With today’s announcement of general availability, you’ll find four main updates related to Python detectors:

  • Increased coverage and precision for existing detectors: Many Python best practices have been integrated into the existing detectors related to standard library, data structures, control flow, and error handling. For example, CodeGuru Reviewer will warn you in case your code is creating a temporary file insecurely, using float numbers instead of decimal for scientific computation that requires maximum precision, or confusing equality with identity. These warnings will help you avoid security vulnerabilities, performance issues, and bugs in general.
  • Improved detector for resource leaks: During the preview, this detector only focused on open file descriptors; now it generates recommendations about a broader set of potential resource leaks such as connections, sessions, sockets, and multiprocessing thread pools. For example, you may implement a Python function that opens a new socket and then forget to close it. This is quite common and it doesn’t immediately turn into a problem, but resource leaks can cause your system to slow down or even crash in the long run. CodeGuru Reviewer will suggest closing the socket or wrapping it in a with statement. As a reminder, this detector is available for Java as well.
  • New code maintainability detector: This new detector helps you identify code issues related to aspects that usually make code bases harder to read, understand, and maintain, such as code complexity and tight coupling.

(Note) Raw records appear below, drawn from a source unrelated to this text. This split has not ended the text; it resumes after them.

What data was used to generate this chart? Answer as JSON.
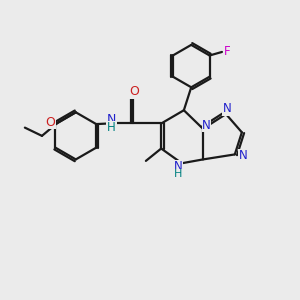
{
  "bg_color": "#ebebeb",
  "bond_color": "#1a1a1a",
  "N_color": "#2020cc",
  "O_color": "#cc2020",
  "F_color": "#cc00cc",
  "H_color": "#008080",
  "line_width": 1.6,
  "figsize": [
    3.0,
    3.0
  ],
  "dpi": 100,
  "xlim": [
    0,
    10
  ],
  "ylim": [
    0,
    10
  ]
}
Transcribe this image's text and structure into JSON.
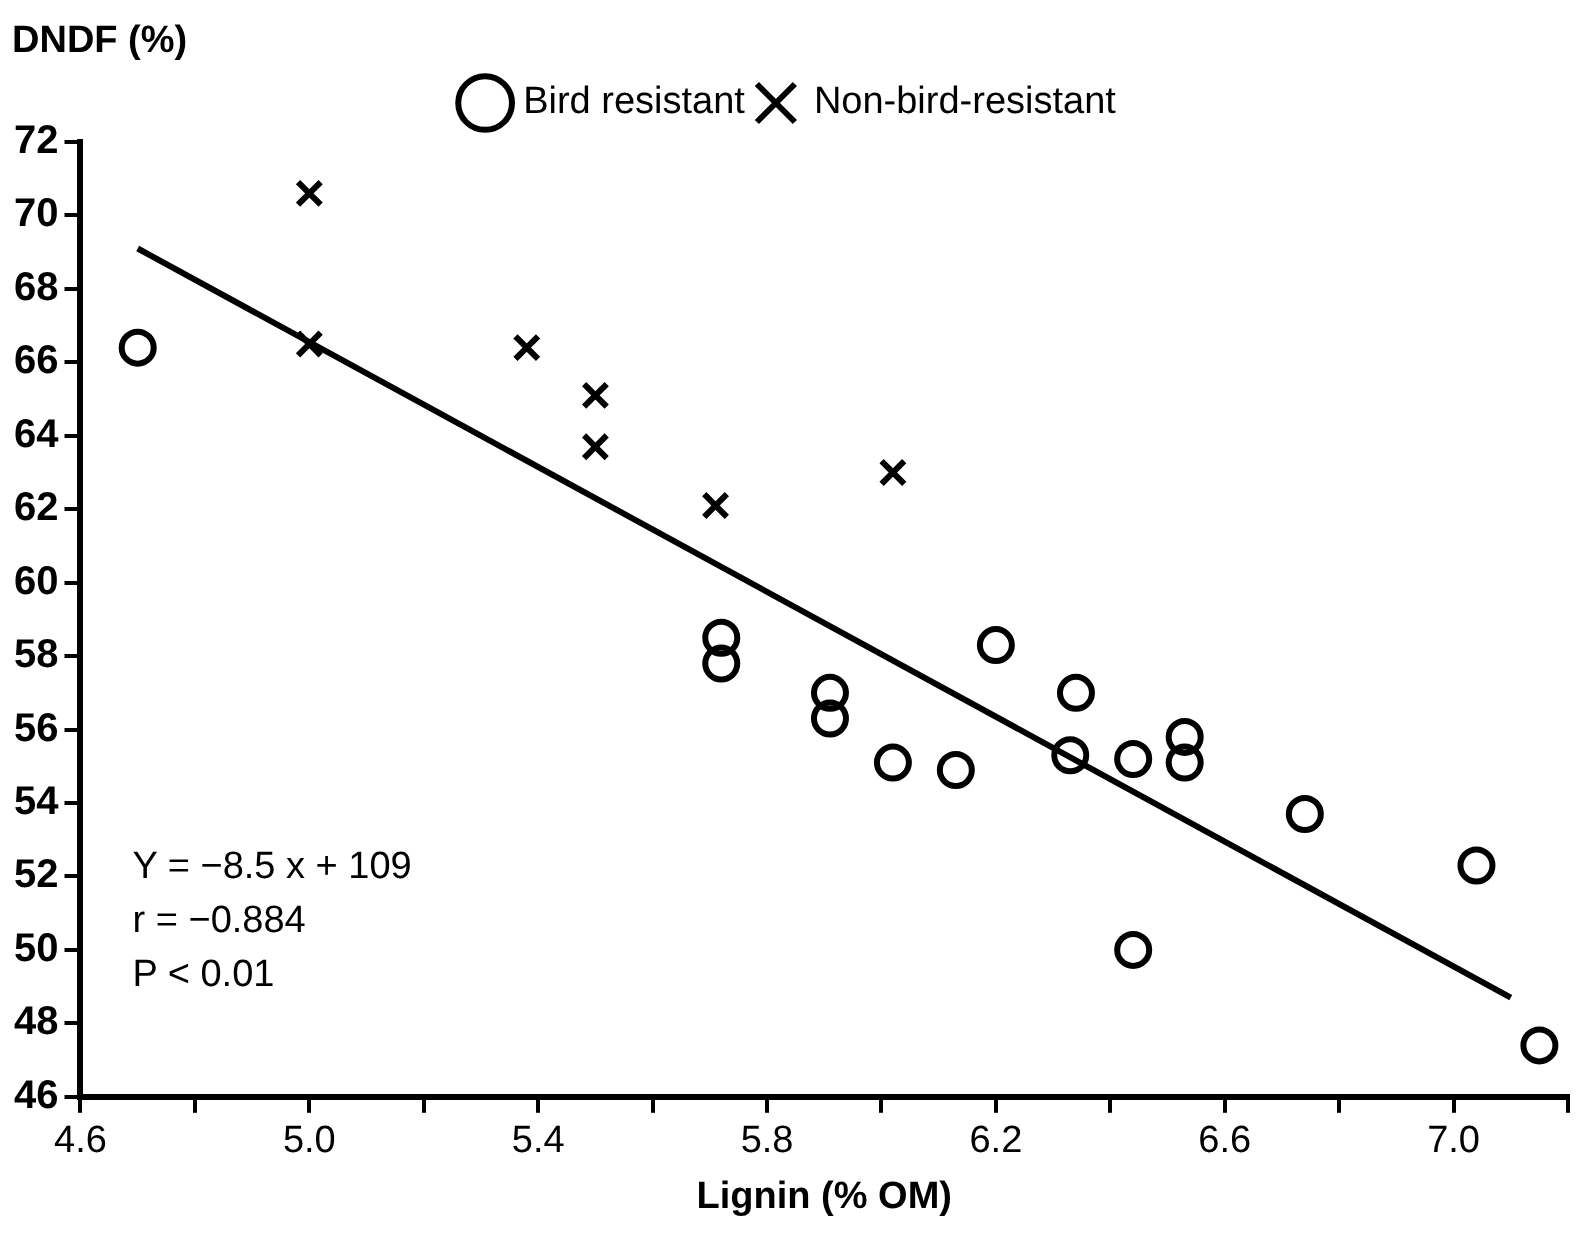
{
  "chart_data": {
    "type": "scatter",
    "xlabel": "Lignin (% OM)",
    "ylabel": "DNDF (%)",
    "xlim": [
      4.6,
      7.2
    ],
    "ylim": [
      46,
      72
    ],
    "xticks": [
      {
        "value": 4.6,
        "label": "4.6"
      },
      {
        "value": 4.8,
        "label": null
      },
      {
        "value": 5.0,
        "label": "5.0"
      },
      {
        "value": 5.2,
        "label": null
      },
      {
        "value": 5.4,
        "label": "5.4"
      },
      {
        "value": 5.6,
        "label": null
      },
      {
        "value": 5.8,
        "label": "5.8"
      },
      {
        "value": 6.0,
        "label": null
      },
      {
        "value": 6.2,
        "label": "6.2"
      },
      {
        "value": 6.4,
        "label": null
      },
      {
        "value": 6.6,
        "label": "6.6"
      },
      {
        "value": 6.8,
        "label": null
      },
      {
        "value": 7.0,
        "label": "7.0"
      },
      {
        "value": 7.2,
        "label": null
      }
    ],
    "yticks": [
      46,
      48,
      50,
      52,
      54,
      56,
      58,
      60,
      62,
      64,
      66,
      68,
      70,
      72
    ],
    "grid": false,
    "legend": "top",
    "series": [
      {
        "name": "Bird resistant",
        "color": "#000000",
        "marker": "circle",
        "x": [
          4.7,
          5.72,
          5.72,
          5.91,
          5.91,
          6.02,
          6.13,
          6.2,
          6.34,
          6.33,
          6.44,
          6.44,
          6.53,
          6.53,
          6.74,
          7.04,
          7.15
        ],
        "values": [
          66.4,
          58.5,
          57.8,
          57.0,
          56.3,
          55.1,
          54.9,
          58.3,
          57.0,
          55.3,
          55.2,
          50.0,
          55.8,
          55.1,
          53.7,
          52.3,
          47.4
        ]
      },
      {
        "name": "Non-bird-resistant",
        "color": "#000000",
        "marker": "cross",
        "x": [
          5.0,
          5.0,
          5.38,
          5.5,
          5.5,
          5.71,
          6.02
        ],
        "values": [
          70.6,
          66.5,
          66.4,
          65.1,
          63.7,
          62.1,
          63.0
        ]
      },
      {
        "type": "line",
        "color": "#000000",
        "marker": "none",
        "line_style": "solid",
        "x": [
          4.7,
          7.1
        ],
        "values": [
          69.1,
          48.7
        ]
      }
    ],
    "annotations": [
      "Y = −8.5 x + 109",
      "r = −0.884",
      "P < 0.01"
    ]
  }
}
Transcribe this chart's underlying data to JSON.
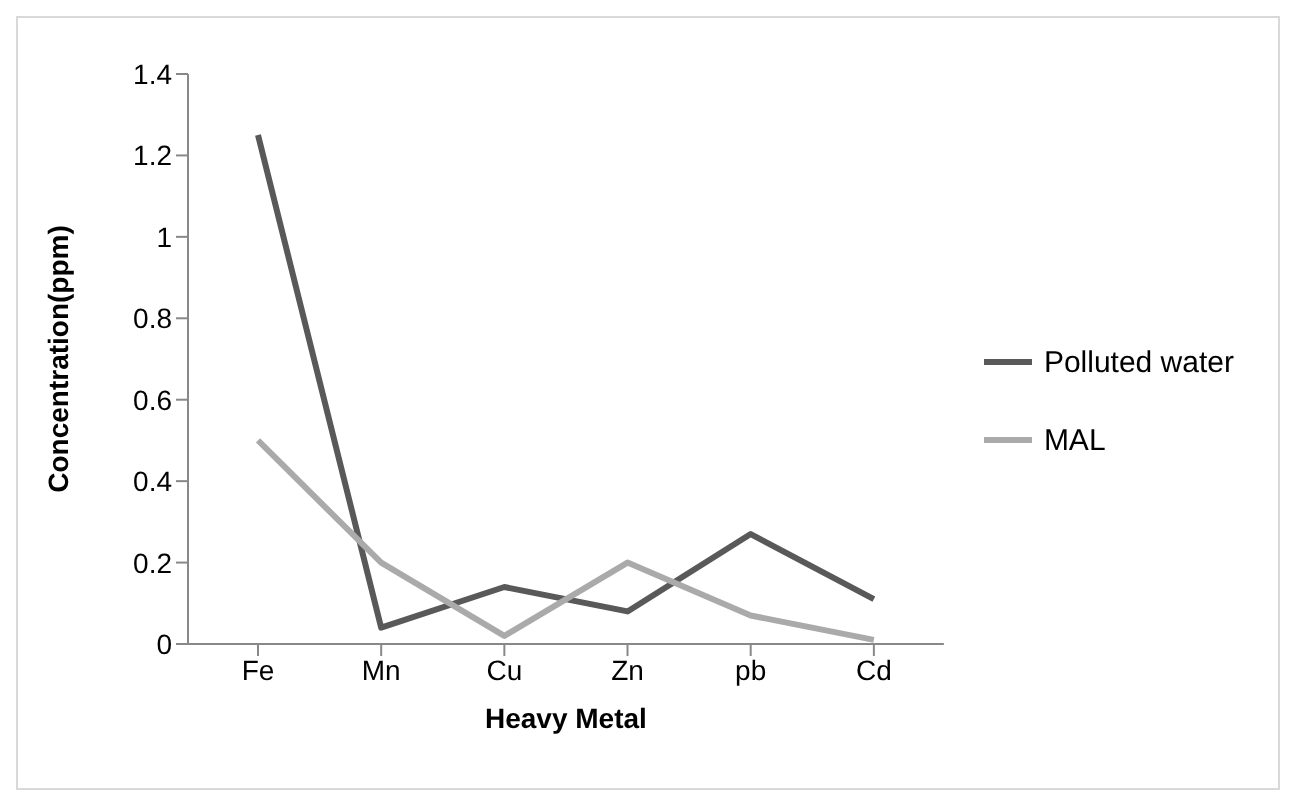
{
  "chart_data": {
    "type": "line",
    "xlabel": "Heavy Metal",
    "ylabel": "Concentration(ppm)",
    "categories": [
      "Fe",
      "Mn",
      "Cu",
      "Zn",
      "pb",
      "Cd"
    ],
    "series": [
      {
        "name": "Polluted water",
        "color": "#595959",
        "values": [
          1.25,
          0.04,
          0.14,
          0.08,
          0.27,
          0.11
        ]
      },
      {
        "name": "MAL",
        "color": "#aaaaaa",
        "values": [
          0.5,
          0.2,
          0.02,
          0.2,
          0.07,
          0.01
        ]
      }
    ],
    "ylim": [
      0,
      1.4
    ],
    "yticks": [
      0,
      0.2,
      0.4,
      0.6,
      0.8,
      1,
      1.2,
      1.4
    ],
    "grid": false,
    "legend": "right",
    "marker": "none",
    "line_style": "solid"
  }
}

For example, imagine that you’ve spent a couple of hours implementing a simple prototype and then you decide to integrate it with your production code as is. Because you were rushing a bit, this prototype may include a huge Python function with 50+ lines of code ranging from input validation, data preparation, some API calls, and a final write to disk. CodeGuru Reviewer will suggest you refactor this code into smaller, reusable, and loosely coupled functions that are easier to test and maintain.
  • New input validation detector: This new detector helps you identify situations where some functions or classes may benefit from additional validation of input parameters, especially when these parameter are likely to be user-generated or dynamic. For example, you may have implemented a Python function that takes an environment name as CLI input (e.g. dev, stage, prod), performs an API call, and then returns a resource ARN as output. You haven’t validated the environment name, so CodeGuru Reviewer might suggest you implement some additional validation; in this example, you may add a few lines of code to check that the environment name is not empty and that it’s a valid environment for this project.

Please note that Python Support for CodeGuru Profiler is still in preview: CodeGuru Profiler allows you to collect runtime performance data, identify how code is running on the CPU and where time is consumed, so you can tune your Python application starting from the most expensive parts — with the goal of reducing cost and improving performance.

You can get started with CodeGuru Reviewer and CodeGuru Profiler for Python in the CodeGuru console.

Conclusions
Amazon CodeGuru is available in 10 AWS Regions and it supports Python and Java applications. We’re looking forward to publishing even more detectors and support for more programming languages to help more developers and customers improve their application code quality and performance.